8 Tempat Bersejarah di Bandung, Nomor 2 Mengingatkan Pertempuran Terhadap Invasi Belanda
Masjid ini pertama kali dibangun pada 1810. Sejak pembangunannya, Masjid tersebut telah dirombak sebanyak delapan kali pada abad ke-19, lima kali pada abad ke-20 dan terakhir pada 2001, peresmian Masjid Raya Bandung pada 4 Juni 2003 oleh Gubernur Jabar saat itu. Masjid baru bergaya Arab ini menggantikan Masjid Luhur yang lama bercorak Sunda.
Saat ini Masjid Raya Bandung memiliki luas total 23.448 m² dengan luas bangunan 8.575 m² dan mampu menampung kurang lebih 13.000 jamaah. Masjid ini pada awalnya dibangun dalam bentuk bangunan panggung tradisional sederhana dengan tiang kayu, dinding dengan anyaman bambu, atap jerami dan kolam besar sebagai sumber cairan untuk padamkan kebakaran yang terjadi di alun-alun Bandung pada tahun 1825.

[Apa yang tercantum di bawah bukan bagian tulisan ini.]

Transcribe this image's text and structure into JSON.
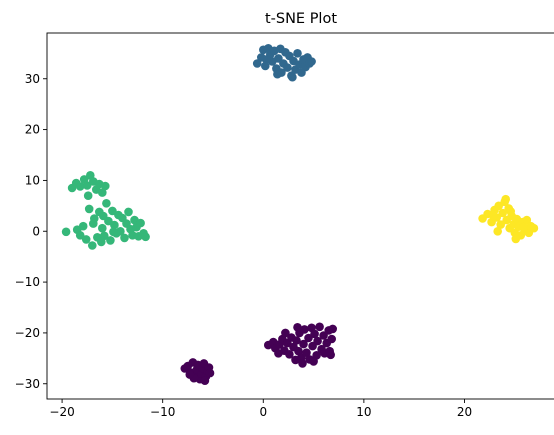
{
  "chart_data": {
    "type": "scatter",
    "title": "t-SNE Plot",
    "xlabel": "",
    "ylabel": "",
    "xlim": [
      -21.5,
      29.0
    ],
    "ylim": [
      -33.0,
      39.0
    ],
    "xticks": [
      -20,
      -10,
      0,
      10,
      20
    ],
    "yticks": [
      -30,
      -20,
      -10,
      0,
      10,
      20,
      30
    ],
    "xtick_labels": [
      "−20",
      "−10",
      "0",
      "10",
      "20"
    ],
    "ytick_labels": [
      "−30",
      "−20",
      "−10",
      "0",
      "10",
      "20",
      "30"
    ],
    "grid": false,
    "legend": "none",
    "colors": {
      "purple": "#440154",
      "blue": "#31688e",
      "green": "#35b779",
      "yellow": "#fde725"
    },
    "clusters": [
      {
        "color": "purple",
        "points": [
          [
            -7.8,
            -27.0
          ],
          [
            -7.5,
            -26.5
          ],
          [
            -7.2,
            -27.8
          ],
          [
            -7.0,
            -25.8
          ],
          [
            -6.8,
            -28.6
          ],
          [
            -6.6,
            -27.2
          ],
          [
            -6.5,
            -26.3
          ],
          [
            -6.3,
            -29.1
          ],
          [
            -6.1,
            -28.0
          ],
          [
            -6.0,
            -27.0
          ],
          [
            -5.9,
            -26.0
          ],
          [
            -5.7,
            -28.6
          ],
          [
            -5.5,
            -27.6
          ],
          [
            -5.4,
            -26.8
          ],
          [
            -5.8,
            -29.4
          ],
          [
            -6.9,
            -28.9
          ],
          [
            -7.3,
            -28.2
          ],
          [
            -5.3,
            -27.9
          ],
          [
            0.5,
            -22.4
          ],
          [
            1.0,
            -21.8
          ],
          [
            1.2,
            -23.0
          ],
          [
            1.6,
            -22.3
          ],
          [
            1.9,
            -21.2
          ],
          [
            2.1,
            -23.5
          ],
          [
            2.4,
            -22.0
          ],
          [
            2.6,
            -24.2
          ],
          [
            2.8,
            -20.9
          ],
          [
            3.0,
            -22.8
          ],
          [
            3.2,
            -25.3
          ],
          [
            3.3,
            -21.5
          ],
          [
            3.5,
            -23.6
          ],
          [
            3.6,
            -20.0
          ],
          [
            3.8,
            -24.8
          ],
          [
            4.0,
            -22.2
          ],
          [
            4.1,
            -19.3
          ],
          [
            4.3,
            -23.9
          ],
          [
            4.5,
            -21.0
          ],
          [
            4.6,
            -25.2
          ],
          [
            4.8,
            -19.0
          ],
          [
            4.9,
            -22.6
          ],
          [
            5.1,
            -20.2
          ],
          [
            5.3,
            -24.4
          ],
          [
            5.4,
            -21.6
          ],
          [
            5.6,
            -18.8
          ],
          [
            5.8,
            -23.2
          ],
          [
            6.0,
            -20.5
          ],
          [
            6.1,
            -24.0
          ],
          [
            6.3,
            -22.0
          ],
          [
            6.5,
            -19.5
          ],
          [
            6.6,
            -23.6
          ],
          [
            6.8,
            -21.2
          ],
          [
            6.9,
            -19.2
          ],
          [
            2.2,
            -20.0
          ],
          [
            3.9,
            -26.0
          ],
          [
            5.0,
            -25.6
          ],
          [
            6.7,
            -24.3
          ],
          [
            1.5,
            -24.0
          ],
          [
            3.4,
            -18.9
          ]
        ]
      },
      {
        "color": "blue",
        "points": [
          [
            -0.6,
            33.0
          ],
          [
            -0.2,
            34.2
          ],
          [
            0.0,
            35.7
          ],
          [
            0.2,
            32.5
          ],
          [
            0.5,
            36.0
          ],
          [
            0.7,
            34.8
          ],
          [
            0.9,
            33.4
          ],
          [
            1.1,
            35.5
          ],
          [
            1.3,
            32.0
          ],
          [
            1.5,
            34.0
          ],
          [
            1.7,
            35.9
          ],
          [
            1.8,
            31.2
          ],
          [
            2.0,
            33.0
          ],
          [
            2.2,
            35.2
          ],
          [
            2.4,
            32.2
          ],
          [
            2.6,
            34.5
          ],
          [
            2.8,
            30.6
          ],
          [
            3.0,
            33.5
          ],
          [
            3.2,
            31.8
          ],
          [
            3.4,
            35.0
          ],
          [
            3.6,
            32.8
          ],
          [
            3.8,
            31.2
          ],
          [
            4.0,
            33.8
          ],
          [
            4.2,
            32.3
          ],
          [
            4.4,
            34.2
          ],
          [
            4.6,
            33.0
          ],
          [
            4.8,
            33.4
          ],
          [
            2.9,
            30.3
          ],
          [
            1.4,
            30.9
          ],
          [
            0.3,
            33.8
          ]
        ]
      },
      {
        "color": "green",
        "points": [
          [
            -19.6,
            -0.1
          ],
          [
            -19.0,
            8.5
          ],
          [
            -18.6,
            9.5
          ],
          [
            -18.2,
            8.8
          ],
          [
            -17.8,
            10.2
          ],
          [
            -17.5,
            9.0
          ],
          [
            -17.2,
            11.0
          ],
          [
            -16.9,
            9.8
          ],
          [
            -16.6,
            8.2
          ],
          [
            -16.3,
            9.3
          ],
          [
            -16.0,
            7.6
          ],
          [
            -15.7,
            8.9
          ],
          [
            -17.4,
            7.0
          ],
          [
            -18.5,
            0.3
          ],
          [
            -18.2,
            -0.8
          ],
          [
            -17.9,
            1.0
          ],
          [
            -17.6,
            -1.6
          ],
          [
            -17.3,
            4.4
          ],
          [
            -17.0,
            -2.8
          ],
          [
            -16.8,
            2.5
          ],
          [
            -16.5,
            -1.2
          ],
          [
            -16.3,
            3.8
          ],
          [
            -16.0,
            0.6
          ],
          [
            -15.8,
            -0.9
          ],
          [
            -15.6,
            5.5
          ],
          [
            -15.4,
            2.0
          ],
          [
            -15.2,
            -1.8
          ],
          [
            -15.0,
            4.0
          ],
          [
            -14.8,
            1.2
          ],
          [
            -14.6,
            -0.4
          ],
          [
            -14.4,
            3.2
          ],
          [
            -14.2,
            0.0
          ],
          [
            -14.0,
            2.6
          ],
          [
            -13.8,
            -1.3
          ],
          [
            -13.6,
            1.5
          ],
          [
            -13.4,
            3.8
          ],
          [
            -13.2,
            0.4
          ],
          [
            -13.0,
            -0.8
          ],
          [
            -12.8,
            2.2
          ],
          [
            -12.6,
            0.8
          ],
          [
            -12.4,
            -1.0
          ],
          [
            -12.2,
            1.6
          ],
          [
            -11.9,
            -0.4
          ],
          [
            -11.7,
            -1.1
          ],
          [
            -16.9,
            1.5
          ],
          [
            -15.9,
            3.0
          ],
          [
            -14.9,
            -0.1
          ],
          [
            -16.1,
            -2.1
          ]
        ]
      },
      {
        "color": "yellow",
        "points": [
          [
            21.8,
            2.5
          ],
          [
            22.3,
            3.4
          ],
          [
            22.7,
            1.8
          ],
          [
            23.0,
            4.2
          ],
          [
            23.2,
            2.7
          ],
          [
            23.4,
            5.0
          ],
          [
            23.6,
            1.3
          ],
          [
            23.8,
            3.6
          ],
          [
            24.0,
            5.8
          ],
          [
            24.2,
            2.2
          ],
          [
            24.4,
            4.5
          ],
          [
            24.5,
            0.6
          ],
          [
            24.7,
            3.0
          ],
          [
            24.9,
            1.4
          ],
          [
            25.0,
            -0.3
          ],
          [
            25.2,
            2.4
          ],
          [
            25.4,
            0.9
          ],
          [
            25.6,
            -0.8
          ],
          [
            25.8,
            1.8
          ],
          [
            26.0,
            0.2
          ],
          [
            26.2,
            2.2
          ],
          [
            26.4,
            -0.3
          ],
          [
            26.6,
            1.0
          ],
          [
            24.1,
            6.3
          ],
          [
            25.1,
            -1.5
          ],
          [
            23.3,
            0.0
          ],
          [
            26.9,
            0.6
          ],
          [
            24.6,
            3.9
          ],
          [
            22.9,
            3.0
          ],
          [
            25.9,
            0.8
          ]
        ]
      }
    ]
  }
}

Latar belakangnya tidak lepas dari keberadaan Dutch East Indies Astronomical Society (NISV) atau masyarakat Astronomi Hindia Belanda. Pada September 1920, NISV mengadakan pertemuan di Hotel Homann Bandung.
Dari pertemuan ini muncul ide untuk membangun sebuah observatorium besar di Hindia Belanda. Persiapan pembangunan observatorium dimulai pada 1920-1923.
Konstruksi yang sebenarnya terjadi pada 1923. Wolff Schoemaker kemudian ditunjuk sebagai arsitek. Pondasinya dibangun oleh De Hollandsche Beton Maatschappij.
Observatorium ini dibangun dengan dana Karel Rudolf Bosscha (1865-1928), seorang pengusaha perkebunan di kawasan Priangan. Dalam pembangunan observatorium ini, Bosscha mendapat bantuan dari pemilik peternakan sapi perah “Baroe Adjak” Ursone Brothers berupa lahan seluas 6 hektar di kawasan Lembang.
Observatorium selesai dan diberi nama Bosscha Starwatch. Nama Bosscha diberikan untuk menghormati karya Karel Rudolf Bosscha.
Pada 1879 Belanda membentuk perkumpulan di Bandung yang disebut Societeit Concordia. Tempat pertemuan Society Concordia pada awalnya merupakan toko untuk penduduk China perantauan.
Kemudian, pada 1895, toko itu dibeli dan diperluas. Bangunan ini dirancang pada 1921 oleh arsitek Van Galen Last dan C.P. Wolff Schoemaker menggunakan gaya Art Deco yang menekankan fungsionalitas dan struktur.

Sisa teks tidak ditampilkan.